Here's how it works: She clips coupons of the things she really needs. She judges products on a simple premise: "If it were free, would I get it?" The next step is to go through the ads and evaluate what is on sale.

"Most people who go to the store and have clipped coupons say, 'This is stupid. I'm not saving any money,' " says McIntyre. That isn't true if people understand how to use coupons, she stresses. Recently, she bought four tubes of toothpaste, regularly priced at $3.99 a tube. She had coupons for 75 cents off, the store tripled each coupon, and the toothpaste was also on sale. The result: The store paid her a quarter.

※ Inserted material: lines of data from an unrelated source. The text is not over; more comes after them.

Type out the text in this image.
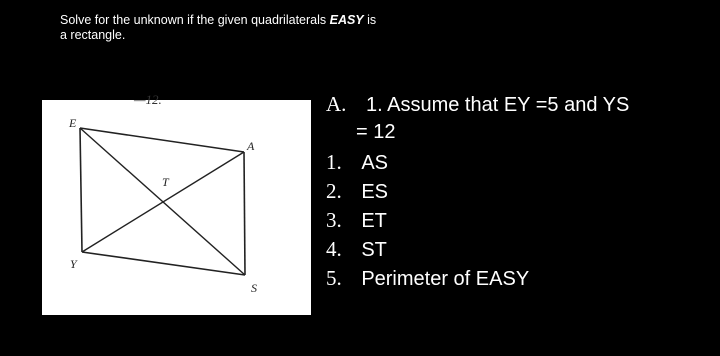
Solve for the unknown if the given quadrilaterals EASY is
a rectangle.
—12.
E
A
S
Y
T
A. 1. Assume that EY =5 and YS
= 12
1. AS
2. ES
3. ET
4. ST
5. Perimeter of EASY
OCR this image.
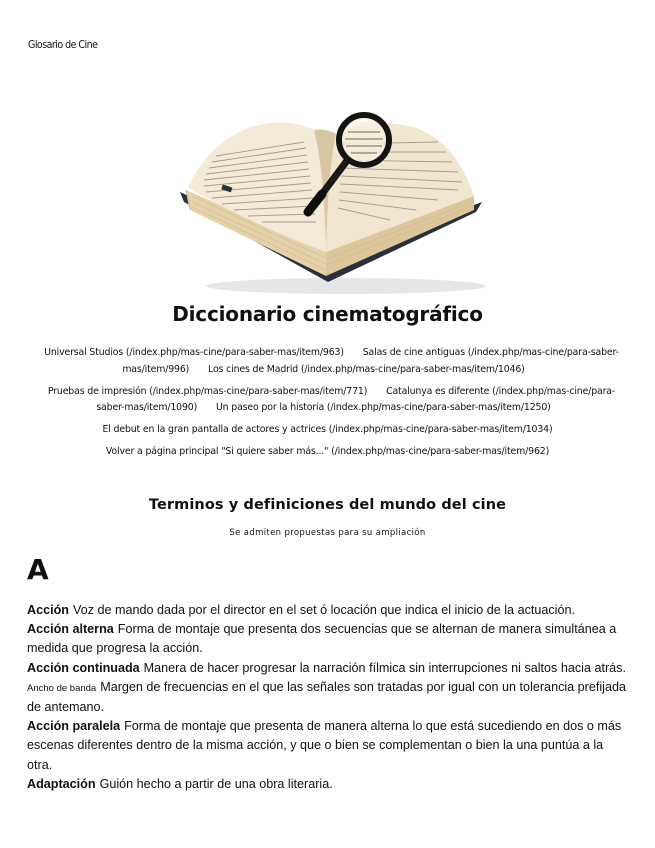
Glosario de Cine
Diccionario cinematográfico
Universal Studios (/index.php/mas-cine/para-saber-mas/item/963) Salas de cine antiguas (/index.php/mas-cine/para-saber-mas/item/996) Los cines de Madrid (/index.php/mas-cine/para-saber-mas/item/1046)
Pruebas de impresión (/index.php/mas-cine/para-saber-mas/item/771) Catalunya es diferente (/index.php/mas-cine/para-saber-mas/item/1090) Un paseo por la historia (/index.php/mas-cine/para-saber-mas/item/1250)
El debut en la gran pantalla de actores y actrices (/index.php/mas-cine/para-saber-mas/item/1034)
Volver a página principal "Si quiere saber más..." (/index.php/mas-cine/para-saber-mas/item/962)
Terminos y definiciones del mundo del cine
Se admiten propuestas para su ampliación
A

Acción Voz de mando dada por el director en el set ó locación que indica el inicio de la actuación.

Acción alterna Forma de montaje que presenta dos secuencias que se alternan de manera simultánea a medida que progresa la acción.

Acción continuada Manera de hacer progresar la narración fílmica sin interrupciones ni saltos hacia atrás.

Ancho de banda Margen de frecuencias en el que las señales son tratadas por igual con un tolerancia prefijada de antemano.

Acción paralela Forma de montaje que presenta de manera alterna lo que está sucediendo en dos o más escenas diferentes dentro de la misma acción, y que o bien se complementan o bien la una puntúa a la otra.

Adaptación Guión hecho a partir de una obra literaria.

McIntyre is passing her consumer savvy on to her 12-year-old daughter. When the two go shopping for school lunches, you can almost hear the saved money piling up.

"I'm not going to spend $3.99 on 12 of those little things of snacks," says McIntyre. "[My daughter] says, 'If I can get a coupon on it and triple it, can I buy it?' I say yes."

In the past few years, traditional newspaper coupons have gained competition: cyber-coupons. After the first coupons appeared on the Internet in 1995, hundreds of Web sites popped up to let people print out coupons from their home computers. Charles Brown, marketing vice president at NCH, says the number of coupons distributed on the Internet increased 10-fold in 1998. But he points out there is no danger of them taking over the Sunday morning newspaper coupons-and-cereal rituals that are part of many Americans routine. But Rodney Hamp, owner of the GroceryCard Network, an online coupon source, doesn't see most sites as especially valuable to consumers. "With printable [Internet] coupons, the selection is so minimal," he says.

McIntyre agrees. She says most internet sites advertise non-manufacturer coupons, and often these products are not on sale.

"It's wasting my time," she says. "None of these [Internet coupon items] are on sale. You have to act responsibly. You can't assume you are getting 25 cents off Windex if there is a $2 generic bottle."

Will cyber-coupons eventually overtake those in newspapers? "I bet they will eventually," says Mr. Hamp. But for now, "many people buy the Sunday paper just to get the coupons."

You don't need to tell McIntyre. "Throwing a coupon out is the same as throwing money out," she says.